At present, Dr. Friedlander is the only provider using this technique, though he has received several visitors from institutions across the country and is in the process of training other providers from the Digestive Health Institute at Children’s Colorado.
Dan Hyman, MD, MMM, chief medical and patient safety officer at Children's Colorado, said that Dr. Friedlander’s approach to practice is integral to the future of the hospital.
“Innovative approaches to improving care outcomes, costs and experience are essential for our health system as we seek to increase the value of our work,” he said. “Dr. Friedlander’s pioneering work to reduce the need for anesthesia in pediatric endoscopy is a great example of a new approach to practice that he has thought of and implemented to the benefit of his patients, families and the hospital. His work is now becoming a model for other pediatric centers.”
Though he is proud of his achievement, Dr. Friedlander remains humble and has plans to extend the project.
“This is still a new technique, so we’re figuring out how best to use it and when. We’re also working on other modifications and prototypes. But this was by no means just me. Having a lot of specialists in one room creates what we like to call a ‘medicine think tank.’ Jeremy Prager, MD, Emily DeBoer, MD, and Robin Deterding, MD, were all key to this project, and Gil Peri, SVP and chief strategy officer at Children’s Hospital Colorado, really started the ball rolling.
“The School of Medicine and Children’s Hospital Colorado have provided more support than I could ever have hoped for.
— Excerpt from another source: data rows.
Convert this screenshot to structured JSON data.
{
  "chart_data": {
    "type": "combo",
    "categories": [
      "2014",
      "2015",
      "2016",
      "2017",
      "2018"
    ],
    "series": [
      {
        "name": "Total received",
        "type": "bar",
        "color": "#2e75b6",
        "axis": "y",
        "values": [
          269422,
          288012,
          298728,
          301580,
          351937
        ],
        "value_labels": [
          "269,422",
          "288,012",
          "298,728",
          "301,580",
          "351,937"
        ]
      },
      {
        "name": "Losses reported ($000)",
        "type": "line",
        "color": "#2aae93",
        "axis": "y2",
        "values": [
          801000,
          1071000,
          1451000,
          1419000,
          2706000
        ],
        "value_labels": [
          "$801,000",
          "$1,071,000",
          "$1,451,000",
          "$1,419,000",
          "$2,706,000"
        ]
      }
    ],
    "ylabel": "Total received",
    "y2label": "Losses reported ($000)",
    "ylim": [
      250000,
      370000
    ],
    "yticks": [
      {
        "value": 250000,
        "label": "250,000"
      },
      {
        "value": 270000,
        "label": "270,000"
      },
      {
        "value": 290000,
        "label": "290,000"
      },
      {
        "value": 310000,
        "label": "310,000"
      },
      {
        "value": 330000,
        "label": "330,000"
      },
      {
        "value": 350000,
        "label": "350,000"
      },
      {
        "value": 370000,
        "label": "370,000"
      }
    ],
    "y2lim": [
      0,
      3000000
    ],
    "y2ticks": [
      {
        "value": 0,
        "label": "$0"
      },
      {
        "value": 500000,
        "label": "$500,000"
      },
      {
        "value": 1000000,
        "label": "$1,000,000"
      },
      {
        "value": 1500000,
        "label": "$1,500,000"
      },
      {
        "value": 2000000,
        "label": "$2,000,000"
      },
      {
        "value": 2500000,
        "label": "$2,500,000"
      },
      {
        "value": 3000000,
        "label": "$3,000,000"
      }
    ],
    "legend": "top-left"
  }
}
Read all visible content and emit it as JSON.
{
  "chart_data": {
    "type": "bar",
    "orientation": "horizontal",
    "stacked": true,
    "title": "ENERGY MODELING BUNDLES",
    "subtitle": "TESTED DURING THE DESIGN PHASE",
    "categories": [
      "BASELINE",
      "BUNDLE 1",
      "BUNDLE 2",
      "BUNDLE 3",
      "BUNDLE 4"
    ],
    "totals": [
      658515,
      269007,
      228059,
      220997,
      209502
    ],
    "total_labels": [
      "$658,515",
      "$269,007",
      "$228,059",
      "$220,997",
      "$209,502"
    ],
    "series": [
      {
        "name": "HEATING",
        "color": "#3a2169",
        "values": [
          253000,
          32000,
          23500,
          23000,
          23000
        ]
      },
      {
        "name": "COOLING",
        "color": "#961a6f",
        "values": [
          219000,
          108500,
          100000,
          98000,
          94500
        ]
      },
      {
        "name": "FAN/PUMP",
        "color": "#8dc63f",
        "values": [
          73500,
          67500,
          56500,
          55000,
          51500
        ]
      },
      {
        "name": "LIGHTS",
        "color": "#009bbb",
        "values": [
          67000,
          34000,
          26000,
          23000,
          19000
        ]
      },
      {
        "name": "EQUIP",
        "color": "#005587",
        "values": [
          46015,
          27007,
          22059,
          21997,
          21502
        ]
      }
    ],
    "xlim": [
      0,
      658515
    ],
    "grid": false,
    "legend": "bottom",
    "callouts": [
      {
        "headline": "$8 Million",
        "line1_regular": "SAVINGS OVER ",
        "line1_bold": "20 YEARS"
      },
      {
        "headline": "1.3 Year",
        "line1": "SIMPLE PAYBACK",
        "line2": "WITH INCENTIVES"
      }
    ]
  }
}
They have allowed me to turn a dream into an invention that is improving children’s lives. This ongoing work would not be possible without our TNE team, particularly Clint Smith, BSN, RN, and Krystal Mesenbrink, RRT, and our endoscopy director Robert Kramer, MD, and Digestive Health Institute chief, Ronald Sokol, MD.”
Ultimately, the success of the aerodigestive team in creating a procedure that reduces costs and increases efficiency is a real testament to the power of interdisciplinary medicine.
“We’re essentially using an ENT technique with pulmonary equipment to complete a GI procedure,” Dr. Friedlander said. “And all of this is to make sure every child has the opportunity to receive the best, most efficient and least expensive care.”